Wheeling Around Burlington: A Bicycle History Tour … By Bike
Grab your “wheel” (bicycle) and join us for a tour of Burlington to celebrate the opening of Bailey-Howe Library’s new exhibit on bicycle history! During this 10-mile jaunt, we will explore the fascinating history of the late-nineteenth century “bicycle boom” when wheeling took the country–and our city–by storm. Led by Professor Luis Vivanco, the bicycling anthropologist, we will visit places that can tell us who rode, why they rode, how they rode, and how these things were connected to important social changes.
When: Saturday, June 13, 10am-12noon
Where: The tour will start and end at Bailey-Howe Library on UVM campus so you can visit the exhibit as well.

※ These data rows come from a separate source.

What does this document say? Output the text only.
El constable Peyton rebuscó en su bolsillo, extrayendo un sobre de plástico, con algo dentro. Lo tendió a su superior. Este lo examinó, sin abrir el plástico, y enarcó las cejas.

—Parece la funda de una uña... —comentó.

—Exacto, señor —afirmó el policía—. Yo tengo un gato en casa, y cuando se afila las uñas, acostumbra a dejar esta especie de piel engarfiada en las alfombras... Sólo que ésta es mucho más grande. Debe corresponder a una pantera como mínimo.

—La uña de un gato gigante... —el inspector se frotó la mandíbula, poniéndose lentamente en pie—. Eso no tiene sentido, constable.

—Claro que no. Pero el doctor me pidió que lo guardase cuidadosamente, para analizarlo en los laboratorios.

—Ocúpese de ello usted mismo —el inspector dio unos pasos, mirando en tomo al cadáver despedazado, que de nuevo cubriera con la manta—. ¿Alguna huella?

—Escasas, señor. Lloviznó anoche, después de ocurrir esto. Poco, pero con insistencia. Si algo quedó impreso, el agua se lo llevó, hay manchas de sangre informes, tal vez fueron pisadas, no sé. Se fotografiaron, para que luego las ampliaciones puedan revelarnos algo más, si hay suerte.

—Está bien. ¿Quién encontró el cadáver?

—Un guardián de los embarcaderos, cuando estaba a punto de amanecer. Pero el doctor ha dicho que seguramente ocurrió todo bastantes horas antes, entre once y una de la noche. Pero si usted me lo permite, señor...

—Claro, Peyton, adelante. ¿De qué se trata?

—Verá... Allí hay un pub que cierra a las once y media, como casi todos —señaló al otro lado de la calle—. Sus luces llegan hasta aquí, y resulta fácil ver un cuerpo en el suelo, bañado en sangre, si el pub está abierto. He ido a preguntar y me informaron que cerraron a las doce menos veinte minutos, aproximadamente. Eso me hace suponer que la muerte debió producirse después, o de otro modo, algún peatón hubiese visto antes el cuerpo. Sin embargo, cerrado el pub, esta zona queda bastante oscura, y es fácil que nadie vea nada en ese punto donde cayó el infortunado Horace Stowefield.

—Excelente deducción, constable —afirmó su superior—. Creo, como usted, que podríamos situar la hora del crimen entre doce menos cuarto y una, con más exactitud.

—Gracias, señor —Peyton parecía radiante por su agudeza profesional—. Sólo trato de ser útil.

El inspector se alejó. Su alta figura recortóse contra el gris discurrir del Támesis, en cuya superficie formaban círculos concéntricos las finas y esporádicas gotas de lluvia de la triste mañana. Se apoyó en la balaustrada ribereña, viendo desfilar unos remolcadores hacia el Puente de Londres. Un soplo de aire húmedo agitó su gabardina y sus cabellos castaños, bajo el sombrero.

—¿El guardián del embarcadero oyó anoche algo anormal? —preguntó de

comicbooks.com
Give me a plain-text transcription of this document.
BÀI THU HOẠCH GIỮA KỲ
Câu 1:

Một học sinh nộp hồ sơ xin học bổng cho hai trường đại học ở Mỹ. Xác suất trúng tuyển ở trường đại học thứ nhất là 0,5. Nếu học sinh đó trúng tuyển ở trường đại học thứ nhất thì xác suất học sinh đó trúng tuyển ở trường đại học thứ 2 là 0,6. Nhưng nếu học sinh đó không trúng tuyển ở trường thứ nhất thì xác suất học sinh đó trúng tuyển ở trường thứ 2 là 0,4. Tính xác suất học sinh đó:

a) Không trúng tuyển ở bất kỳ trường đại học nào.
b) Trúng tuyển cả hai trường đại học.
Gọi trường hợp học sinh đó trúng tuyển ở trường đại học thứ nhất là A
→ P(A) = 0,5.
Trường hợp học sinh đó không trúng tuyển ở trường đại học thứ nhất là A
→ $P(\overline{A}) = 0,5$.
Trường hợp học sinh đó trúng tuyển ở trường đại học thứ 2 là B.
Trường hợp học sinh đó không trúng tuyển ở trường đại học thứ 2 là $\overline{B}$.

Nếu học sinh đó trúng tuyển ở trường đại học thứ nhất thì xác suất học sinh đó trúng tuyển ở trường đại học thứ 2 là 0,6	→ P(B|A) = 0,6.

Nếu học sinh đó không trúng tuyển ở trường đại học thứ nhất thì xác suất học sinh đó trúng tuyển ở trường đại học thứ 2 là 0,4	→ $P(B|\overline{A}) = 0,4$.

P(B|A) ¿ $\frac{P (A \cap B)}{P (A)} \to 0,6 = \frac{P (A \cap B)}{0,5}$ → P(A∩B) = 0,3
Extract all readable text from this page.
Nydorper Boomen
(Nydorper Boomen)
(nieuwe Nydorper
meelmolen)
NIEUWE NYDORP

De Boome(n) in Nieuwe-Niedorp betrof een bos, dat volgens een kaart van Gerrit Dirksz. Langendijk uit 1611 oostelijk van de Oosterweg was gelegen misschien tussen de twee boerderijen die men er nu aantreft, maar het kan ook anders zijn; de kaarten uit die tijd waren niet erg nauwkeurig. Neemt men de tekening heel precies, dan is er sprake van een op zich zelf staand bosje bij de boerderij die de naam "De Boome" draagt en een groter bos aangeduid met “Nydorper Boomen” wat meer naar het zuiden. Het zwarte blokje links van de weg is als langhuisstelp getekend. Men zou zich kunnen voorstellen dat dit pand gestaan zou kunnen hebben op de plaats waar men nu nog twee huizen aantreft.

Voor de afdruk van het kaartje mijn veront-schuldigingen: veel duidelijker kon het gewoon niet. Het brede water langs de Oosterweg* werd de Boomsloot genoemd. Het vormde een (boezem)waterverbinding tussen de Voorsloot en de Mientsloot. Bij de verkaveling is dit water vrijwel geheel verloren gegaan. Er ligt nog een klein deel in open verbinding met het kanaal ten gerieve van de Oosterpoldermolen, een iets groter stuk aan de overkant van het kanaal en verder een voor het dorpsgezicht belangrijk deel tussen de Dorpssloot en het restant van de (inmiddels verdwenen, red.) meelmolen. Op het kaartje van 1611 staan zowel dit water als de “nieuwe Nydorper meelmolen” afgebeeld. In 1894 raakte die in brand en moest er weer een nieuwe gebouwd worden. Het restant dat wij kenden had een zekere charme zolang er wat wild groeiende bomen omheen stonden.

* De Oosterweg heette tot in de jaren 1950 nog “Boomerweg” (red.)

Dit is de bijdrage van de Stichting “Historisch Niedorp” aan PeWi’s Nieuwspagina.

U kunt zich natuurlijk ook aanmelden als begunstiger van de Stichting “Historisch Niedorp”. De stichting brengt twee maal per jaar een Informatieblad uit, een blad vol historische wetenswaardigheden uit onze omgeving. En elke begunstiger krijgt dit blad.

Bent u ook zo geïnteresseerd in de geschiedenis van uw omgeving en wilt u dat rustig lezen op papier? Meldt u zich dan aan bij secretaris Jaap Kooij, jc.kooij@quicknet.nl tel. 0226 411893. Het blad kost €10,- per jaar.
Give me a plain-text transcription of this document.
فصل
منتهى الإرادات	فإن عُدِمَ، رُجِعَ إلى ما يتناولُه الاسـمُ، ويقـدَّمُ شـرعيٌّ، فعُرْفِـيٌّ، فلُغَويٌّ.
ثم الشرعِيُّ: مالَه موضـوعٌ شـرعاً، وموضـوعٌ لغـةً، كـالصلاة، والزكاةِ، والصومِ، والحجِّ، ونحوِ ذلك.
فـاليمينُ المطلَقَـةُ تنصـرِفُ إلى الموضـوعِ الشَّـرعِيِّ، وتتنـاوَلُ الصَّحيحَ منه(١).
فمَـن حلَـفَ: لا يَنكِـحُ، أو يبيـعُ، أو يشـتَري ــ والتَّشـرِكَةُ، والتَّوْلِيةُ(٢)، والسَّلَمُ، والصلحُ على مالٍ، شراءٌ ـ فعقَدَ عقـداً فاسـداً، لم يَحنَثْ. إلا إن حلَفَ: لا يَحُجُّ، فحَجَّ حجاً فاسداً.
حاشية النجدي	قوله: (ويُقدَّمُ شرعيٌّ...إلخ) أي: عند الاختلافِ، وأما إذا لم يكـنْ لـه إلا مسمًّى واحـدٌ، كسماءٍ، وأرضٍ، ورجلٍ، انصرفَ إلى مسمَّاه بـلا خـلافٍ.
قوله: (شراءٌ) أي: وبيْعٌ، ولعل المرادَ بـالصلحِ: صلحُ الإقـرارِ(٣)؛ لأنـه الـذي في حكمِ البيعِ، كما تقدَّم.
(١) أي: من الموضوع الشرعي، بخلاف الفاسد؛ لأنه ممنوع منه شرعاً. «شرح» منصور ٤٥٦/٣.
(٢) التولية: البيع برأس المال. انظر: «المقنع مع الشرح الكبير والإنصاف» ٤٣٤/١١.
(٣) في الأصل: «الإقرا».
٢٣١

What to bring: your wheel (of course!), a helmet, and a water bottle
Rain date: Saturday, June 20, 10am-12noon
ALSO… a complementary exhibit in Special Collections (Bailey-Howe Library, Ground floor):
The Vermont Digital Newspaper Project is proud to announce the opening of a new exhibit at the Bailey/Howe Library lobby on the University of Vermont campus (where VTDNP is headquartered): Cycling Through the News: The Rise of Bicycling in Vermont & the Nation.
The UVM Libraries summer exhibit looks at the rise of bicycling in America from 1870 to 1920. Newspapers contributed to the nation’s bicycle mania with articles, advertisements, and announcements for cycling events. Stories about health effects (good and bad), adventurous cyclists, cycling etiquette, bicycles and the modern woman, and the need for better roads were common. Advertisements promoted bicycle sales and repair shops, touring opportunities, and sporting events.
“Cycling through the News” was curated by the staff of the Vermont Digital Newspaper Project. Karyn Norwood, digital support specialist, searched Chronicling America, the national newspaper database of the Library of Congress, to find an amazing collection of materials on all aspects of the bicycling phenomenon that swept the country. The exhibit includes period photographs, advertising and brochures, as well as artifacts. Glenn Eames and Burlington’s Old Spokes Home generously loaned lamps, bells, a flask, a brass horn and other items.
The exhibit, which is free and open to the public, runs until August 26, 2015.